Un nouveau bras de fer oppose le gouverneur de la Tshopo, Paulin Lendongolia, à l’Assemblée provinciale en cette fin du mois de février 2026. Cette crise survient peu après sa réhabilitation par la Cour constitutionnelle en janvier dernier. L’organe délibérant dénonce une dérive autoritaire et des pratiques s’apparentant à des méthodes de milice.
Dans une lettre officielle datée du 26 février 2026 et adressée au Vice-Premier Ministre chargé de l’Intérieur, Sécurité, Décentralisation et Affaires coutumières, le Rapporteur de l’Assemblée provinciale de la Tshopo, Lokesa Bomboli Paul, a officiellement réitéré ses accusations de « dérives graves », plaçant le gouverneur sous une pression politique et judiciaire accrue.
Le document accuse ce dernier d’avoir dissous unilatéralement la Direction générale des recettes provinciales (DGRPT) et créé deux nouvelles régies financières sans consultation préalable de l’organe délibérant, avant de procéder à des nominations « irrégulières » et à un recrutement sélectif d’anciens agents.

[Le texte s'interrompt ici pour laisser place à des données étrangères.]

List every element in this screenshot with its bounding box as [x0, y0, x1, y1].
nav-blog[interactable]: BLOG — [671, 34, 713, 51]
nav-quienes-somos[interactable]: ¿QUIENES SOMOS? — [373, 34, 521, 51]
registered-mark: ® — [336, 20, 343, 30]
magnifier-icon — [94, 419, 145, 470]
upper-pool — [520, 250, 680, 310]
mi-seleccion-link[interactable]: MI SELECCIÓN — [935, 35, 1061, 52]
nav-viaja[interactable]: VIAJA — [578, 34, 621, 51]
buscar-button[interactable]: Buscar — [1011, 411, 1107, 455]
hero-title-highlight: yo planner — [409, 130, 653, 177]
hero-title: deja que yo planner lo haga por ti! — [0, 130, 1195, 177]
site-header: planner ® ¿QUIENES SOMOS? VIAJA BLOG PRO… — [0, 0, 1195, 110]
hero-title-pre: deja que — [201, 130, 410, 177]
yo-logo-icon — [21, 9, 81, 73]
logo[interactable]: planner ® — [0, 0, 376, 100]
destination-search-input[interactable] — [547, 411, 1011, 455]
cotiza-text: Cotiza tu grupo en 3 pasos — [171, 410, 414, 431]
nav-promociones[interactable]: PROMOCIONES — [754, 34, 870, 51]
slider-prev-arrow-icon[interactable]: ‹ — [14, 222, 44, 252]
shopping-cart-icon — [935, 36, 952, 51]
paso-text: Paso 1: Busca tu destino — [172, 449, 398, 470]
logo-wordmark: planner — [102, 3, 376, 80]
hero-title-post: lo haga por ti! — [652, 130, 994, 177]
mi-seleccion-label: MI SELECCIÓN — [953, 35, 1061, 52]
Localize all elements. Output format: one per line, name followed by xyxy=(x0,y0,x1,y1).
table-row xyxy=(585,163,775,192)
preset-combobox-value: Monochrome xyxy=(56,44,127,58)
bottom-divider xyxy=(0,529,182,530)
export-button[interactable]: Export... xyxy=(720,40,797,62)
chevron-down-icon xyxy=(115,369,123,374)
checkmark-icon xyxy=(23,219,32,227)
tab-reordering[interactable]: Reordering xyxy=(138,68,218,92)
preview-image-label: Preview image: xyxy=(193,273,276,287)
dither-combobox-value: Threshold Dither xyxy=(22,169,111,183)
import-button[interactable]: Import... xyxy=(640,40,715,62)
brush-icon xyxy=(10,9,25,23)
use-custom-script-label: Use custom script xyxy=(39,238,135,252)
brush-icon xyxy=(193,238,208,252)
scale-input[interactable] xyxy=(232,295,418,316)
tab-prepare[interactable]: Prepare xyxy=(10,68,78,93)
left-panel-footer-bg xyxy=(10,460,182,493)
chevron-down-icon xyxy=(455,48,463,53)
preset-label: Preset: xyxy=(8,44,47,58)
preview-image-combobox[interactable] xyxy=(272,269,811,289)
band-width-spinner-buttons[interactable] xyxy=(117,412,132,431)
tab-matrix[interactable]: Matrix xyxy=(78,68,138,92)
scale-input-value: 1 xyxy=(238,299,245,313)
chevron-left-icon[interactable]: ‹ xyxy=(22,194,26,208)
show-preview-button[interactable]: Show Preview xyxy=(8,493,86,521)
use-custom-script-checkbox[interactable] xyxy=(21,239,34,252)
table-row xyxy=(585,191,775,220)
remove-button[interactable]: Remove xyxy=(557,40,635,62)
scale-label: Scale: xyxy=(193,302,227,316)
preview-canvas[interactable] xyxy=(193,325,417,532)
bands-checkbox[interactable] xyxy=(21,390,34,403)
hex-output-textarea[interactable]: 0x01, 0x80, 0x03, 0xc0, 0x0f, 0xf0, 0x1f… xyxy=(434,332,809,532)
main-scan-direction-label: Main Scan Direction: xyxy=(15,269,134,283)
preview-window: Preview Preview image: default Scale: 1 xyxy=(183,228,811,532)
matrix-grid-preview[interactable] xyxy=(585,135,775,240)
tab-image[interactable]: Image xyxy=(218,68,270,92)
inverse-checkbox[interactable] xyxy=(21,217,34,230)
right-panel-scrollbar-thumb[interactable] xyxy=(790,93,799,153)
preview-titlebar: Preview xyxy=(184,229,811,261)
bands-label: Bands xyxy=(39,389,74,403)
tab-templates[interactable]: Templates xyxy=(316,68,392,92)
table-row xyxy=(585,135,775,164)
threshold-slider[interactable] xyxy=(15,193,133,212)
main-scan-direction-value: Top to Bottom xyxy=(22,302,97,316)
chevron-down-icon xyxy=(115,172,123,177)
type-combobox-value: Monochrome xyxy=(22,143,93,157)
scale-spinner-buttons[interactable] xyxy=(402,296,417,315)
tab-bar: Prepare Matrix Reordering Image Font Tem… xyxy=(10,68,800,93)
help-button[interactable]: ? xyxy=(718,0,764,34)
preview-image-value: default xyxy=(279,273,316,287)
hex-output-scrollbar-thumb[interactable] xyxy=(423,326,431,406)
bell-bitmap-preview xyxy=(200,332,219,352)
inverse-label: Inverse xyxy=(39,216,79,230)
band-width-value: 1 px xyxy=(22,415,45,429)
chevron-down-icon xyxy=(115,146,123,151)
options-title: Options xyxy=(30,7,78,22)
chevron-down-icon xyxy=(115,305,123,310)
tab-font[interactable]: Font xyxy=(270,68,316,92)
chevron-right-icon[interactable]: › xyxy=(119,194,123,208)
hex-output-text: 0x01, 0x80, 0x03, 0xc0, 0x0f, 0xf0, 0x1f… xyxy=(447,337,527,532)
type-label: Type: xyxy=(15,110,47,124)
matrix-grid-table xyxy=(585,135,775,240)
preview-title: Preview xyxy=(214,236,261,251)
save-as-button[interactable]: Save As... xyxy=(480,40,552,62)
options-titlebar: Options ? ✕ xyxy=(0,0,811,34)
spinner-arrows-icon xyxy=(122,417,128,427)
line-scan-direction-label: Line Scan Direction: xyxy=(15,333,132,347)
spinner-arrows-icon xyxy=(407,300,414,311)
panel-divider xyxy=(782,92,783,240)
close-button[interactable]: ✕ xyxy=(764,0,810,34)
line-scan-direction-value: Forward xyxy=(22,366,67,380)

Il pointe également la fin brutale de l’Inspection provinciale des finances et d’une mission d’audit, une intrusion armée dans l’enceinte parlementaire le 21 février malgré l’opposition de la garde législative, le recrutement systématique de jeunes issus de bandes urbaines pour constituer une milice, un remaniement ministériel punitif visant les suppléants de députés, et surtout la proposition, lors de cette même réunion, de partager une enveloppe de 90 000 à 150 000 dollars américains prélevée sur les fonds d’urgence sécuritaire.
L’Assemblée provinciale y voit une menace directe à la démocratie, à la cohésion institutionnelle et à l’ordre public, et réclame une intervention urgente des autorités centrales pour rétablir la légalité dans la province
De rappeler, le gouverneur avait été destitué le 27 octobre 2025 pour mégestion et détournement présumé de fonds (notamment liés au stade Lumumba), avant d’être rétabli dans ses fonctions par la justice fin décembre 2025.
Face à ces « dérives graves », l’Assemblée provinciale a officiellement appelé les autorités centrales à Kinshasa pour intervenir en urgence afin de stabiliser les institutions de la Tshopo.